We analysed clinical data from 581 patients consecutively admitted with culture confirmed typhoid fever to two hospitals in Vietnam during two periods in 1993–1995 and 1997–1999. These periods spanned a change in the antimicrobial resistance phenotypes of the infecting organisms i.e. fully susceptible to standard antimicrobials, resistance to chloramphenicol, ampicillin and trimethoprim-sulphamethoxazole (multidrug resistant, MDR), and intermediate susceptibility to ciprofloxacin (nalidixic acid resistant). Age, sex, duration of illness prior to admission, hospital location and the presence of MDR or intermediate ciprofloxacin susceptibility in the infecting organism were examined by logistic regression analysis to identify factors independently associated with severe typhoid at the time of hospital admission.

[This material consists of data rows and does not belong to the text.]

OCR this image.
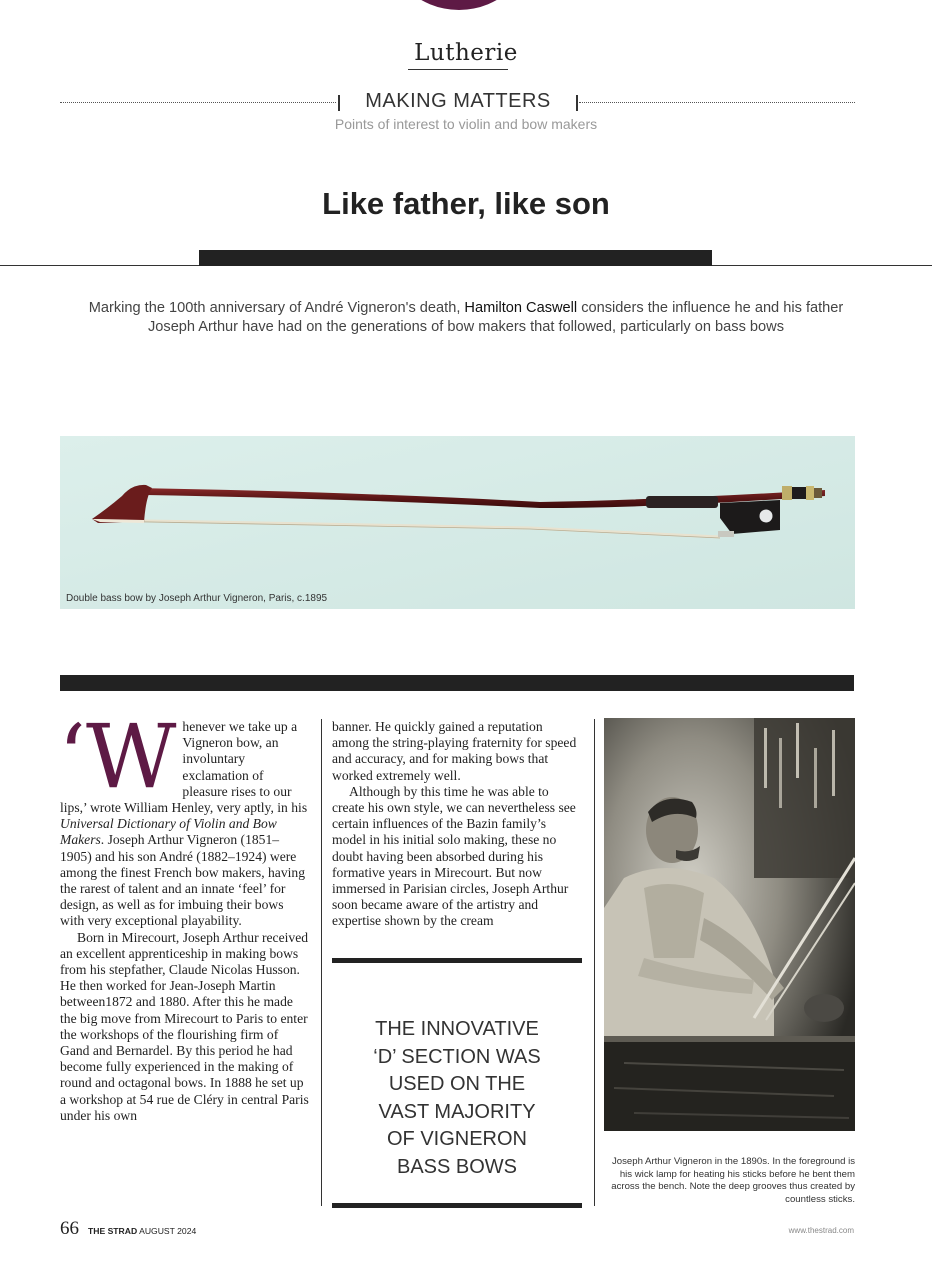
Lutherie
MAKING MATTERS
Points of interest to violin and bow makers
Like father, like son

Marking the 100th anniversary of André Vigneron's death, Hamilton Caswell considers the influence he and his father Joseph Arthur have had on the generations of bow makers that followed, particularly on bass bows

Double bass bow by Joseph Arthur Vigneron, Paris, c.1895

‘Whenever we take up a Vigneron bow, an involuntary exclamation of pleasure rises to our lips,’ wrote William Henley, very aptly, in his Universal Dictionary of Violin and Bow Makers. Joseph Arthur Vigneron (1851–1905) and his son André (1882–1924) were among the finest French bow makers, having the rarest of talent and an innate ‘feel’ for design, as well as for imbuing their bows with very exceptional playability.

Born in Mirecourt, Joseph Arthur received an excellent apprenticeship in making bows from his stepfather, Claude Nicolas Husson. He then worked for Jean-Joseph Martin between1872 and 1880. After this he made the big move from Mirecourt to Paris to enter the workshops of the flourishing firm of Gand and Bernardel. By this period he had become fully experienced in the making of round and octagonal bows. In 1888 he set up a workshop at 54 rue de Cléry in central Paris under his own

banner. He quickly gained a reputation among the string-playing fraternity for speed and accuracy, and for making bows that worked extremely well.

Although by this time he was able to create his own style, we can nevertheless see certain influences of the Bazin family’s model in his initial solo making, these no doubt having been absorbed during his formative years in Mirecourt. But now immersed in Parisian circles, Joseph Arthur soon became aware of the artistry and expertise shown by the cream

THE INNOVATIVE
‘D’ SECTION WAS
USED ON THE
VAST MAJORITY
OF VIGNERON
BASS BOWS	Joseph Arthur Vigneron in the 1890s. In the foreground is his wick lamp for heating his sticks before he bent them across the bench. Note the deep grooves thus created by countless sticks.
66 THE STRAD AUGUST 2024	www.thestrad.com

The prevalence of severe typhoid was 15.5% (90/581) and included: gastrointestinal bleeding (43; 7.4%); hepatitis (29; 5.0%); encephalopathy (16; 2.8%); myocarditis (12; 2.1%); intestinal perforation (6; 1.0%); haemodynamic shock (5; 0.9%), and death (3; 0.5%). Severe disease was more common with increasing age, in those with a longer duration of illness and in patients infected with an organism exhibiting intermediate susceptibility to ciprofloxacin. Notably an MDR phenotype was not associated with severe disease. Severe disease was independently associated with infection with an organism with an intermediate susceptibility to ciprofloxacin (AOR 1.90; 95% CI 1.18-3.07; p = 0.009) and male sex (AOR 1.61 (1.00-2.57; p = 0.035).

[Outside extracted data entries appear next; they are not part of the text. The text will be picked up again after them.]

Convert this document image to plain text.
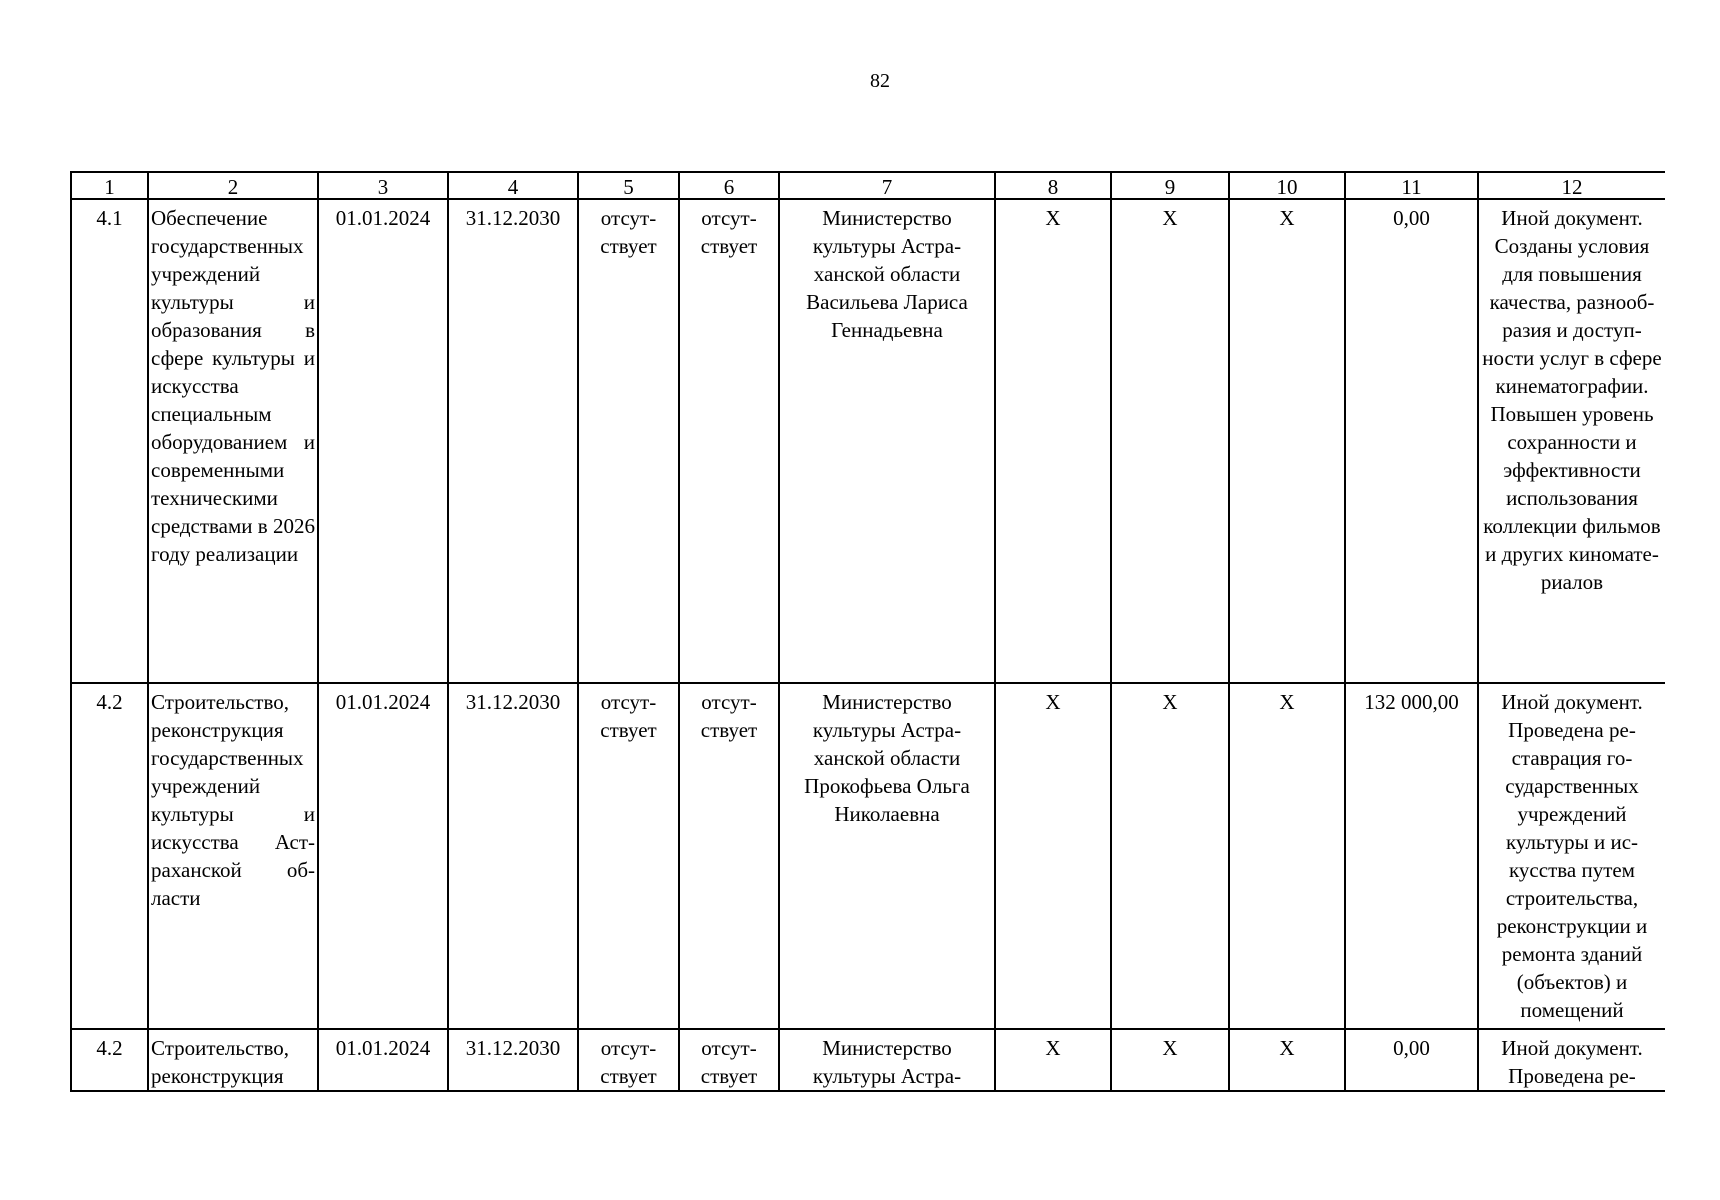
82
1	2	3	4	5	6	7	8	9	10	11	12
4.1	Обеспечение государственных учреждений культуры и образования в сфере культуры и искусства специальным оборудованием и современными техническими средствами в 2026 году реализации	01.01.2024	31.12.2030	отсутствует	отсутствует	Министерство культуры Астраханской области Васильева Лариса Геннадьевна	X	X	X	0,00	Иной документ. Созданы условия для повышения качества, разнообразия и доступности услуг в сфере кинематографии. Повышен уровень сохранности и эффективности использования коллекции фильмов и других киноматериалов
4.2	Строительство, реконструкция государственных учреждений культуры и искусства Астраханской области	01.01.2024	31.12.2030	отсутствует	отсутствует	Министерство культуры Астраханской области Прокофьева Ольга Николаевна	X	X	X	132 000,00	Иной документ. Проведена реставрация государственных учреждений культуры и искусства путем строительства, реконструкции и ремонта зданий (объектов) и помещений
4.2	Строительство, реконструкция	01.01.2024	31.12.2030	отсутствует	отсутствует	Министерство культуры Астра-	X	X	X	0,00	Иной документ. Проведена ре-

In this group of patients hospitalised with typhoid fever infection with an organism with intermediate susceptibility to ciprofloxacin was independently associated with disease severity. During this period many patients were being treated with fluoroquinolones prior to hospital admission. Ciprofloxacin and ofloxacin should be used with caution in patients infected with S. Typhi that have intermediate susceptibility to ciprofloxacin.